Title: Forever Yours - "Tears"
Summary: for spn_30snapshots , theme "ELEMENTAL". Post 3x16 (May 2008), Jo receives the news of Dean's death
Word count: 723
Status: one-shot
Disclaimer: All characters are owned by Kripke, et al, and I only borrow them to indulge in my sick, road trip-provoked fantasies.
Notes: I DON'T KNOW IF I LIKE THIS OMG. *runs into traffic* The prompt table is here.
Jo's just stepped out of her morning shower and she's still dripping on the floor when her phone goes off with a metallic-sounding version of Take It On The Run. She lets it ring itself out, because she's not comfortable walking around naked in the skeevy little motel room she's in and she'd rather dry off before she gets down to business for the day. But her attitude changes completely when, toweling her hair dry and padding around the room in her panties, she picks up her cell and sees 7 MISSED CALLS staring accusingly at her from the screen. Her voicemail is just a series of hangups, but caller ID says it was five times her mother and twice Bobby Singer. She calls her mother back first.
"What the hell have you been doin', Joanna Beth?" Ellen's angry. Jo doesn't know why. She was only showering, she hadn't been ignoring her phone for more than twenty minutes. She's taken aback, because their relationship has been so good for the past year, since they've been hunting together. Ellen would be with her right now if she hadn't swung by Bobby's the night before to check some research for their next hunt. But she wasn't due back until this afternoon, so Jo doesn't know what the problem is.
"I was in the shower," she blurts defensively, clutching her soggy towel between her breasts. "What's wrong?"

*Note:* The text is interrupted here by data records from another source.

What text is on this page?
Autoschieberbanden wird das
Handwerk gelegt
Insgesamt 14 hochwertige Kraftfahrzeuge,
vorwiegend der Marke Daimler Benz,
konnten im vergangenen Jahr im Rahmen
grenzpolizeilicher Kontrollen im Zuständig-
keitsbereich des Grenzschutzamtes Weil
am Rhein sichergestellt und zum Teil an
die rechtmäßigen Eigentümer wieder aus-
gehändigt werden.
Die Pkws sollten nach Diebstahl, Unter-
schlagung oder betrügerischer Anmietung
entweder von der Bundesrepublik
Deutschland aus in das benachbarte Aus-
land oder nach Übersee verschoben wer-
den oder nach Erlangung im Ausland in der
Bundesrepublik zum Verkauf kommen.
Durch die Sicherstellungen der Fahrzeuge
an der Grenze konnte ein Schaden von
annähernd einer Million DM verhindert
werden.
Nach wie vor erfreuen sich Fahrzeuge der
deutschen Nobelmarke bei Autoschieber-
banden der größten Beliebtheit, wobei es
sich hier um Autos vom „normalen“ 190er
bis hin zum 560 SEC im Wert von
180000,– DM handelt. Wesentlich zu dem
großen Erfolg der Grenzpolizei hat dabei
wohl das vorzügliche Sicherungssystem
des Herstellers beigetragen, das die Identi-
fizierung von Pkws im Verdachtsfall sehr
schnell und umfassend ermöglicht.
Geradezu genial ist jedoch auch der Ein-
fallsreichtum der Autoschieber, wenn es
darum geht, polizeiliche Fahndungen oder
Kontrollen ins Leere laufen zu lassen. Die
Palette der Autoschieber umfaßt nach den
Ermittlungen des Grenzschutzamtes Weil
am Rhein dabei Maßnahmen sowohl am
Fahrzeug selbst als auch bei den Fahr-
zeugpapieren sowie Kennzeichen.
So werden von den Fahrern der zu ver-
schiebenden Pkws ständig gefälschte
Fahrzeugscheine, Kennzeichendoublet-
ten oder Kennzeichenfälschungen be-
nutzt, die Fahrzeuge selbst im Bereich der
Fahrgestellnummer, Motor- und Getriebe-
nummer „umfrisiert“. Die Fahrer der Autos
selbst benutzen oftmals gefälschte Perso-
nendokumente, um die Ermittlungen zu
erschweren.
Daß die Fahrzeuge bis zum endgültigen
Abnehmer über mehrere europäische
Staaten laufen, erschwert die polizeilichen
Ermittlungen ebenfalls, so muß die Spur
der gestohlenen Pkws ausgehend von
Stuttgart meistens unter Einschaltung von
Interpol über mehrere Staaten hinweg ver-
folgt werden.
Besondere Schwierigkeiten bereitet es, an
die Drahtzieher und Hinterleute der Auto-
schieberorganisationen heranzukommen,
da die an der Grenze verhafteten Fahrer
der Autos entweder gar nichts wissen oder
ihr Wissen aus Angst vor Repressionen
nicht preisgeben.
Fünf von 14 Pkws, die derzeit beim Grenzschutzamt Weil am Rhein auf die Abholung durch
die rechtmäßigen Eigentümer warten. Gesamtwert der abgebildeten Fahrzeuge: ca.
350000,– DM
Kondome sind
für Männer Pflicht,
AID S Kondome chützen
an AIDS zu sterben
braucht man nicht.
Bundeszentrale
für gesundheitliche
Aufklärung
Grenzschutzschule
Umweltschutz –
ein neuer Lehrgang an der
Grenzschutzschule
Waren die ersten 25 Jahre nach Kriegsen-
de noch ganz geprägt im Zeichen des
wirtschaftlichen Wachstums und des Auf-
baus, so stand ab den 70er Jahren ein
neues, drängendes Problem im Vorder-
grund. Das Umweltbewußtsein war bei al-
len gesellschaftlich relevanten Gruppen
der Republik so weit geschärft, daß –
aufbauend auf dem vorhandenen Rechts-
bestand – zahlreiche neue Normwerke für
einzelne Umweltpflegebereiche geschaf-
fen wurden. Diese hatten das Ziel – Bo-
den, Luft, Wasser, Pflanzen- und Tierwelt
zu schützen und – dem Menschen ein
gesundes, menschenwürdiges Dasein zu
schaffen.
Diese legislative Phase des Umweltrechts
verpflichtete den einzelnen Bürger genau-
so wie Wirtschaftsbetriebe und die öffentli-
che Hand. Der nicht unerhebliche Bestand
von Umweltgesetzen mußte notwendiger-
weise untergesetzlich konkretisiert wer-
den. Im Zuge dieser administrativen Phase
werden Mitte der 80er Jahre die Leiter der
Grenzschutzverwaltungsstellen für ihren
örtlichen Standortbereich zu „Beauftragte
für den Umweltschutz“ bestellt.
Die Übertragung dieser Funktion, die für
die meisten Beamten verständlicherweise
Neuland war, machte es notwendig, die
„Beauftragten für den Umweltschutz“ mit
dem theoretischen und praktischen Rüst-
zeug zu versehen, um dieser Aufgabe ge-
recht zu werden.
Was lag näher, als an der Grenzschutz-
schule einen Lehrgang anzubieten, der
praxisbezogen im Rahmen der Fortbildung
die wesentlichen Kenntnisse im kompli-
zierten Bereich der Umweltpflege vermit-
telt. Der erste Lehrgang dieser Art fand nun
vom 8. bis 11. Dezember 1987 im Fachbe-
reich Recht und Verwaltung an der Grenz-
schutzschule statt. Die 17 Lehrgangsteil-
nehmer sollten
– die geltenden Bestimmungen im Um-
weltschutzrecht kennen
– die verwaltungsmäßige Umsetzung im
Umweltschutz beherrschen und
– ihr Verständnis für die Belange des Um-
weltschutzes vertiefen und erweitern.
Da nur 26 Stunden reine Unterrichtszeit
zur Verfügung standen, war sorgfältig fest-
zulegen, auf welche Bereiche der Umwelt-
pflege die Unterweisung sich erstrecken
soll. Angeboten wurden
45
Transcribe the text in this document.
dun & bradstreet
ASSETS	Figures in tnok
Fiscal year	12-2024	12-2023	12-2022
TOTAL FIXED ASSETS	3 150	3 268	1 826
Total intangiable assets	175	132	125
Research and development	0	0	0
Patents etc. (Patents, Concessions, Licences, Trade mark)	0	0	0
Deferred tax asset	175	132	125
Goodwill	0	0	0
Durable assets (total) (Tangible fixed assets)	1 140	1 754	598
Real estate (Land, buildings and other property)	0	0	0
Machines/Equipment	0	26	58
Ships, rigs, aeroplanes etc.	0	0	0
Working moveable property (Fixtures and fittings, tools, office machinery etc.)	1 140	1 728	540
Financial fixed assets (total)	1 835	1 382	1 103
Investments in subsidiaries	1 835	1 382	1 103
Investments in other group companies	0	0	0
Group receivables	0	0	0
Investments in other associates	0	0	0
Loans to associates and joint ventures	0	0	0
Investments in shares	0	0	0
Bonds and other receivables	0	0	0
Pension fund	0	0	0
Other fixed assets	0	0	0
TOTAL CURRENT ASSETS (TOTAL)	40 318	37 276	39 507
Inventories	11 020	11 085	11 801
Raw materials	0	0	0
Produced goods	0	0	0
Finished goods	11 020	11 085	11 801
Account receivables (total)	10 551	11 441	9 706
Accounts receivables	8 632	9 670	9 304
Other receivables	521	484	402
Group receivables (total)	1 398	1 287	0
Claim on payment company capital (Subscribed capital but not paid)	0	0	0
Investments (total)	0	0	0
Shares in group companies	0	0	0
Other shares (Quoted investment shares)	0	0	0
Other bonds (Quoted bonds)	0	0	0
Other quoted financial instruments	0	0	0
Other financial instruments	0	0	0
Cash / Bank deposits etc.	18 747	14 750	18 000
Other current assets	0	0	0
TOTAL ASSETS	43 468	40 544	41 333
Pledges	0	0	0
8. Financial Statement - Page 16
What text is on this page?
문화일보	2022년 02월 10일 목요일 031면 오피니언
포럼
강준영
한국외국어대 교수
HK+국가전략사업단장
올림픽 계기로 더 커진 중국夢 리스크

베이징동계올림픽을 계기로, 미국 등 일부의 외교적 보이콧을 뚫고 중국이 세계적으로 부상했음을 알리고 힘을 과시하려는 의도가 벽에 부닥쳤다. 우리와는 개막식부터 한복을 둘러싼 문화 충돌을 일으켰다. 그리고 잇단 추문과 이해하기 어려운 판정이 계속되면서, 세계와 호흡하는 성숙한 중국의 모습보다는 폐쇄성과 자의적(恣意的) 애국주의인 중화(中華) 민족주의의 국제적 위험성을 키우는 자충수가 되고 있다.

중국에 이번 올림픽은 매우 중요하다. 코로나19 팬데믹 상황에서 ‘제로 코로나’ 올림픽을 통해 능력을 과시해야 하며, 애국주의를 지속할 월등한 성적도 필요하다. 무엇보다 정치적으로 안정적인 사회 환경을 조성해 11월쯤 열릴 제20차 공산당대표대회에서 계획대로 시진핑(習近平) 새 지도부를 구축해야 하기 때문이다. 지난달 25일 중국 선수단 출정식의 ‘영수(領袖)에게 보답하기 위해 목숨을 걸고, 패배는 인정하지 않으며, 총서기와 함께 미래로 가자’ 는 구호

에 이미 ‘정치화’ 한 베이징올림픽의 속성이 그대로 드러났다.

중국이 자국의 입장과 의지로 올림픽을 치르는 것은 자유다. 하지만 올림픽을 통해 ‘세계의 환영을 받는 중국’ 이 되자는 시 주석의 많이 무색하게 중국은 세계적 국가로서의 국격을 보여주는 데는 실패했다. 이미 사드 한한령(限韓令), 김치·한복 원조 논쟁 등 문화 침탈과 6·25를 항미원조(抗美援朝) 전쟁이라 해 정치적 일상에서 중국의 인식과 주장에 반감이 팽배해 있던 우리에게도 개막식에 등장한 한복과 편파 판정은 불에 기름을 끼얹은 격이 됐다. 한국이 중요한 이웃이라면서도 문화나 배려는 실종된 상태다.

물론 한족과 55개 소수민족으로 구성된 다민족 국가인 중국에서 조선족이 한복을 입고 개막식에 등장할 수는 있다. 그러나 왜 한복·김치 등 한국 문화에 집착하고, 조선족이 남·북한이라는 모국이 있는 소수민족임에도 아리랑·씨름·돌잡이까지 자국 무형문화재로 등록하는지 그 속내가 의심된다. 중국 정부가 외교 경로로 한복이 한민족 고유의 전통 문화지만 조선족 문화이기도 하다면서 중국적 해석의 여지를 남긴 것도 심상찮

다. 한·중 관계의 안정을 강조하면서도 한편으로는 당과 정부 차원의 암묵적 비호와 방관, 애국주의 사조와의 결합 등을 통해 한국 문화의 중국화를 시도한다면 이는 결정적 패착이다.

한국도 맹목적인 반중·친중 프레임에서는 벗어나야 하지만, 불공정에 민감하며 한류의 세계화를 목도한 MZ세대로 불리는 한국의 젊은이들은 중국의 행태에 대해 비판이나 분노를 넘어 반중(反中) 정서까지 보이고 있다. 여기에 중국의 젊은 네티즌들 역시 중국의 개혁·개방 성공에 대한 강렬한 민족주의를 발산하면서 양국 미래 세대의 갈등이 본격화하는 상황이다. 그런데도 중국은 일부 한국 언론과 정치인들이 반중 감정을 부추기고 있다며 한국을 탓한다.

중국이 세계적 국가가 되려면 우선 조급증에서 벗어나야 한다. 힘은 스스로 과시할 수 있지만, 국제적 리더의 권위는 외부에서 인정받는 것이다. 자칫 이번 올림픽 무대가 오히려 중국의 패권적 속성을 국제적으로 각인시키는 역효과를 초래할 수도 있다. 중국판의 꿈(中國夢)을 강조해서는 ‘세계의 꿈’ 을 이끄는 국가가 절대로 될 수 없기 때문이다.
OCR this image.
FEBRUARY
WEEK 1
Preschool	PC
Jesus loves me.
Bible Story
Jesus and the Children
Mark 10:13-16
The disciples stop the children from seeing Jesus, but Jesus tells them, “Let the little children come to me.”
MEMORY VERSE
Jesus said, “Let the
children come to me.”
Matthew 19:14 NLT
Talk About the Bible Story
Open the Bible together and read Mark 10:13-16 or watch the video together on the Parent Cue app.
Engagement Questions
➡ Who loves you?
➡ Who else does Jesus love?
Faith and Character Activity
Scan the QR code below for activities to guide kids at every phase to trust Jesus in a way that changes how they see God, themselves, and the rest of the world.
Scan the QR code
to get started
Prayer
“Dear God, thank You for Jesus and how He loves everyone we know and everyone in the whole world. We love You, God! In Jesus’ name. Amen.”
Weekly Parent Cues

"I'm here at Bobby's, and he just told me -" Ellen cuts herself off, takes a breath, and Jo's heart stops dead in her chest for a second. "It's Dean Winchester, Jo. He's dead."
She doesn't hear anymore. She knows her mother's talking, explaining something, but she doesn't process any of it. She feels like she has cotton balls stuffed in her ears, and then she drops the phone and the impact sends the battery flying out the back of it, skittering over the floor. She drops to her knees on the dirty carpet, not of her own volition. The towel slips and then her hands are in her hair, pushing it away from her face, and she's hyperventilating. Everything goes blurry and she doesn't know why until she feels the tickle of a tear sliding down her cheek.
She doesn't remember anything after that.
Four days later, they're in Wisconsin, exorcising a poltergeist in a mental institution. Her head and her heart aren't in it, and her mother knows but doesn't comment. Jo's been off her game all week, and doesn't take a psychic to know why. But Ellen knows her daughter well enough to know that if she wanted to talk about it, she would. So Ellen leaves her alone, and Jo's thankful for that.
She's spent four days trying to comprehend the news of Dean's death. She's spent four days living inside her own head, and it's not a place she's comfortable with extended stays. It doesn't make sense, she knows, to be this upset. She barely knew him. He didn't even like her. It was just some stupid crush she had on him, and while he might have been mildly amused by it at first she knew it had to have quickly grown into an annoyance. It hadn't taken her long to realize that he felt like he was babysitting her whenever they were together. And maybe that's part of why she's crying.
Every night, she cries. Ellen pretends not to notice, but every night Jo curls into a ball on the motel mattress, her knees pressed against her chest as silent, wracking sobs shake her body with every exhalation. She lays like that for hours until sleep falls over her, her only temporary relief from the pain she feels.
She can't help but relive every little interaction she ever had with him. What a little girl he must have thought her. And now he's dead and there's no way she'll ever be able to change that perception. He didn't live long enough to see what she's become, how she can stab a shifter with the best of 'em. And even when she's over it, months after he's gone, she can't help thinking how stupid she was, and she hates herself for it.
But there's nothing she can do. All she can do now is be better.